Eight years of ozone measurements retrieved from the Ozone Monitoring Instrument and the Microwave Limb Sounder, both on the EOS Aura satellite, have been assimilated into the Goddard Earth Observing System Version 5 (GEOS-5) data assimilation system. This study evaluates this assimilated product, highlighting its potential for science. The impact of observations on the GEOS-5 system is explored by examining the spatial distribution of the observation-minus-forecast statistics. Independent data are used for product validation. The correlation of the lower stratospheric (the tropopause to 50 hPa) ozone column with ozonesondes is 0.99 and the (high) bias is 0.5%, indicating the success of the assimilation in reproducing the ozone variability in that layer.

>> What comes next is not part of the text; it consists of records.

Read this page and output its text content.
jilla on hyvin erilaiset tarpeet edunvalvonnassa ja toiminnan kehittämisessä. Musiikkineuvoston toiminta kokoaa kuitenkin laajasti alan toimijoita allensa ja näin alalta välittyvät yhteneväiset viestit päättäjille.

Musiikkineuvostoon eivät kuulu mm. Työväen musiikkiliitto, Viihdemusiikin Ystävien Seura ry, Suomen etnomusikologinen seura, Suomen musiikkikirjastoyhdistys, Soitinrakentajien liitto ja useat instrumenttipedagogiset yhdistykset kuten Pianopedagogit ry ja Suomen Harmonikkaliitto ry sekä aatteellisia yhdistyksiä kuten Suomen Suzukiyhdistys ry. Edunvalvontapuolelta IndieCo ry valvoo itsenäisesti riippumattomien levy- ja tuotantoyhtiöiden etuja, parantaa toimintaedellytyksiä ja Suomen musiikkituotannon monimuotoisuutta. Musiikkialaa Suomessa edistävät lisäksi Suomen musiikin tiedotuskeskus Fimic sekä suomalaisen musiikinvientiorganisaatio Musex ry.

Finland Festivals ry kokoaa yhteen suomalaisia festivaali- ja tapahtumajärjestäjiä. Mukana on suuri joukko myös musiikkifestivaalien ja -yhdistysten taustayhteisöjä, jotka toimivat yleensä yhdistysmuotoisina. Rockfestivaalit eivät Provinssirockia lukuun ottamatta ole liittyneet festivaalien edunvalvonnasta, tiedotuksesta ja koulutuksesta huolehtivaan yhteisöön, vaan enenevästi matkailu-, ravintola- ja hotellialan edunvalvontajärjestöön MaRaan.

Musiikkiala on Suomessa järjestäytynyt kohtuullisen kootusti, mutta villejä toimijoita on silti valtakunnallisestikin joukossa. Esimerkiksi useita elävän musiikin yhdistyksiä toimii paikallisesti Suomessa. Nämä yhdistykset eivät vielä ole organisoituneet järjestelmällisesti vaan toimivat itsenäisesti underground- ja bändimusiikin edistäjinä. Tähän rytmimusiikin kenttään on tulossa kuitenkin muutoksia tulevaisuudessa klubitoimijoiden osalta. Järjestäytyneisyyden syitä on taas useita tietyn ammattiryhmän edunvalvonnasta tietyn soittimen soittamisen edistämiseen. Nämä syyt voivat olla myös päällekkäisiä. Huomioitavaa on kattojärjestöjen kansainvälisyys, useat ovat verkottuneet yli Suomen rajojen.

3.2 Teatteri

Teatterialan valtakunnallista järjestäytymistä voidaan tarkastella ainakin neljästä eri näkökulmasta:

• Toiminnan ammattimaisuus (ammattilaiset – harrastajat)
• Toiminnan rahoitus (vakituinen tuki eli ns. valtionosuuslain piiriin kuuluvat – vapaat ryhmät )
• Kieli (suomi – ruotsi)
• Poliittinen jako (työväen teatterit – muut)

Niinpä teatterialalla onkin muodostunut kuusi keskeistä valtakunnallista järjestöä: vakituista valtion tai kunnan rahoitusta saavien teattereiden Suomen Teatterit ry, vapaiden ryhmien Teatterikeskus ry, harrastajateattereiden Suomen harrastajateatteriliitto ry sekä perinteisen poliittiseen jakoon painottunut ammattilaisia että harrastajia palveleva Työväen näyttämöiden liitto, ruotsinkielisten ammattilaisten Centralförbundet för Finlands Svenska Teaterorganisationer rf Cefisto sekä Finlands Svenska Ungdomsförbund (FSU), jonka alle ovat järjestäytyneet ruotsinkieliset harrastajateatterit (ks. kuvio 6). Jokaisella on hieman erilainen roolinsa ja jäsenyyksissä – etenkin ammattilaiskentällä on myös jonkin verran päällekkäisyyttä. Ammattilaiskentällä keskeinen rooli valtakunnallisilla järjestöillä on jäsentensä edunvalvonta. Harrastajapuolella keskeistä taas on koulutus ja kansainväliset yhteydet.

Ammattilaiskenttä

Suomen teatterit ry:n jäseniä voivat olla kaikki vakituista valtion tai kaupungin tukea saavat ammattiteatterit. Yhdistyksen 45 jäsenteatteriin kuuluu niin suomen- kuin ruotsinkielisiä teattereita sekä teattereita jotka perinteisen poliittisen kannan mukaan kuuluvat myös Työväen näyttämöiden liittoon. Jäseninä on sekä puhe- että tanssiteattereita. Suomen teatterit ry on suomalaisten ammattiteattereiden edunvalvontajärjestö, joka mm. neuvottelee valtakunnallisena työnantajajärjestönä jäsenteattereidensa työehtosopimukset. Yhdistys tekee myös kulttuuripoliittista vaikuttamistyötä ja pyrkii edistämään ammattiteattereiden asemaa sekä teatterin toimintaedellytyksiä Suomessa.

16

The upper tropospheric (500 hPa to the tropopause) assimilated ozone column is about 10% lower than the ozonesonde column, but the correlation is still high (0.87). The assimilation is shown to realistically capture the sharp cross-tropopause gradient in ozone mixing ratio. Occurrence of transport-driven low ozone laminae in the assimilation system is similar to that obtained from the High Resolution Dynamics Limb Sounder (HIRDLS) above the 400 K potential temperature surface, but the assimilation produces fewer laminae than seen by HIRDLS below that surface. Although the assimilation produces about 25% fewer occurrences per day during the 3 years of HIRDLS data, the interannual variability is captured correctly. This data-driven assimilated product is complementary to ozone fields generated from chemistry and transport models. Applications include study of the radiative forcing by ozone and tracer transport near the tropopause.

Assessment and applications of NASA ozone data products derived from Aura OMI/MLS satellite measurements in context of the GMI chemical transport model

Measurements from the Ozone Monitoring Instrument (OMI) and Microwave Limb Sounder (MLS), both on board the Aura spacecraft, have been used to produce daily global maps of column and profile ozone since August 2004. Here we compare and evaluate three strategies to obtain daily maps of tropospheric and stratospheric ozone from OMI and MLS measurements: trajectory mapping, direct profile retrieval, and data assimilation. Evaluation is based on an assessment that includes validation using ozonesondes and comparisons with the Global Modeling Initiative (GMI) chemical transport model. We investigate applications of the three ozone data products from near-decadal and interannual time scales to day-to-day case studies. Interannual changes in zonal mean tropospheric ozone from all of the products in any latitude range are of the order 1–2 Dobson units while changes (increases) over the 8 year Aura record investigated vary by 2–4 Dobson units. It is demonstrated that all of the ozone products can measure and monitor exceptional tropospheric ozone events including major forest fire and pollution transport events. Stratospheric ozone during the Aura record has several anomalous interannual events including split stratospheric warmings in the Northern Hemisphere extratropics that are well captured using the data assimilation ozone profile product. Data assimilation with continuous daily global coverage and vertical ozone profile information is the best of the three strategies at generating a global tropospheric and stratospheric ozone product for science applications.